Sub-sampling method for estimating uncertainty in response

This sub-sampling method is similar to a bootstrapping method. We define N as the ensemble size starting from 100 with an interval of 100. The sub-sampling method sub-samples N members from all the available ensembles with replacement. Firstly, the indices (0, 1, 2, etc.) of all the available ensembles are generated. Secondly, a new set of indices with replacement (e.g., same index number can appear twice or more) is randomly drawn from the original set of indices each time and the N members corresponding to the first N index numbers in the new set of indices are selected as one N-member subsample. This is performed for both experiments and the difference between the ensemble-means of the two experiments is defined as a response. For extremes response, the difference between the percentiles of daily temperature and precipitation in the two experiments is computed. This process is repeated 100,000 times for seasonal-mean variables and, due to demanding computing time, 5000 times for percentile differences of daily temperature and precipitation. Therefore, we obtain 100,000 samples of the response to Arctic sea-ice loss for seasonal-mean variables, and 5000 samples of the response for percentile differences of daily temperature and precipitation. The 95% range and the standard deviation across samples of response can then be computed.
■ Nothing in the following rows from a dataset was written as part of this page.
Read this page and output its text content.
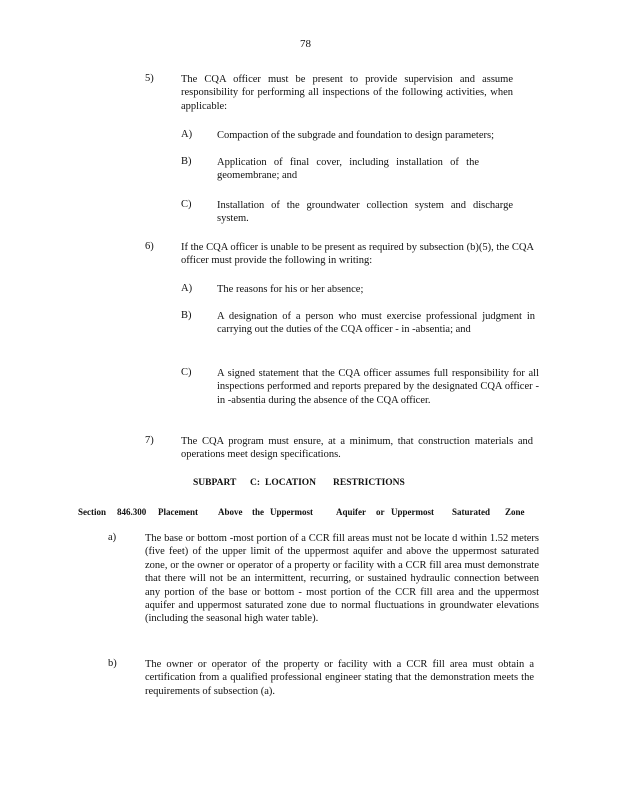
78
5)	The CQA officer must be present to provide supervision and assume responsibility for performing all inspections of the following activities, when applicable:
A)	Compaction of the subgrade and foundation to design parameters;
B)	Application of final cover, including installation of the geomembrane; and
C)	Installation of the groundwater collection system and discharge system.
6)	If the CQA officer is unable to be present as required by subsection (b)(5), the CQA officer must provide the following in writing:
A)	The reasons for his or her absence;
B)	A designation of a person who must exercise professional judgment in carrying out the duties of the CQA officer - in -absentia; and
C)	A signed statement that the CQA officer assumes full responsibility for all inspections performed and reports prepared by the designated CQA officer -in -absentia during the absence of the CQA officer.
7)	The CQA program must ensure, at a minimum, that construction materials and operations meet design specifications.
SUBPART C: LOCATION RESTRICTIONS
Section 846.300 Placement Above the Uppermost	Aquifer or Uppermost Saturated Zone
a)	The base or bottom -most portion of a CCR fill areas must not be locate d within 1.52 meters (five feet) of the upper limit of the uppermost aquifer and above the uppermost saturated zone, or the owner or operator of a property or facility with a CCR fill area must demonstrate that there will not be an intermittent, recurring, or sustained hydraulic connection between any portion of the base or bottom - most portion of the CCR fill area and the uppermost aquifer and uppermost saturated zone due to normal fluctuations in groundwater elevations (including the seasonal high water table).
b)	The owner or operator of the property or facility with a CCR fill area must obtain a certification from a qualified professional engineer stating that the demonstration meets the requirements of subsection (a).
Sub-sampling method for estimating the role of stratospheric response in modulating tropospheric response between the two resolutions

Two groups of sub-sampled responses using a sub-sampling method are obtained respectively for polar vortex response in N216 resembling that in N144 (their absolute difference < 0.01 m s-1) and negligible polar vortex response in N216 (absolute response <0.001 m s-1). The sub-sampling method is similar to the sub-sampling method for estimating uncertainty in response described above but differs in two ways. First, it does not allow replacement and is done for N216 only. Second, each pair of sub-samples (500 members for each set of sub-samples) should have similar polar vortex response to N144 (first group) or negligible polar vortex response (second group). A total of 5000 pairs of sub-samples are obtained for each group to construct the response to projected Arctic sea-ice loss. By comparing the distribution of the response between the two groups and those responses using all available ensembles in both N144 and N216, we can infer the contribution of stratospheric response to the difference in the tropospheric response. As seen from Supplementary Fig. 7, including significant stratospheric response does shift the distribution of both the North Atlantic jet latitude and, particularly the NAO response in N216 toward the N144 response. Comparing this with the difference in the response using all available ensembles between N144 and N216 suggests that the stratospheric response may partly explain the resolution difference in the North Atlantic jet latitude and the NAO response. However, further model experiments are needed to more clearly reveal the causality on this issue.

Significance test

The Student’s t test is used for testing the significance of the response to projected Arctic sea-ice loss and the differences in the response between the two resolutions. Kolmogorov-Smirnov two-sample test (KS test) is non-parametric and distribution free and is used to test whether two samples are drawn from the same distribution. The KS test is applied to the distributions of jet latitude/speed, daily SAT and precipitation.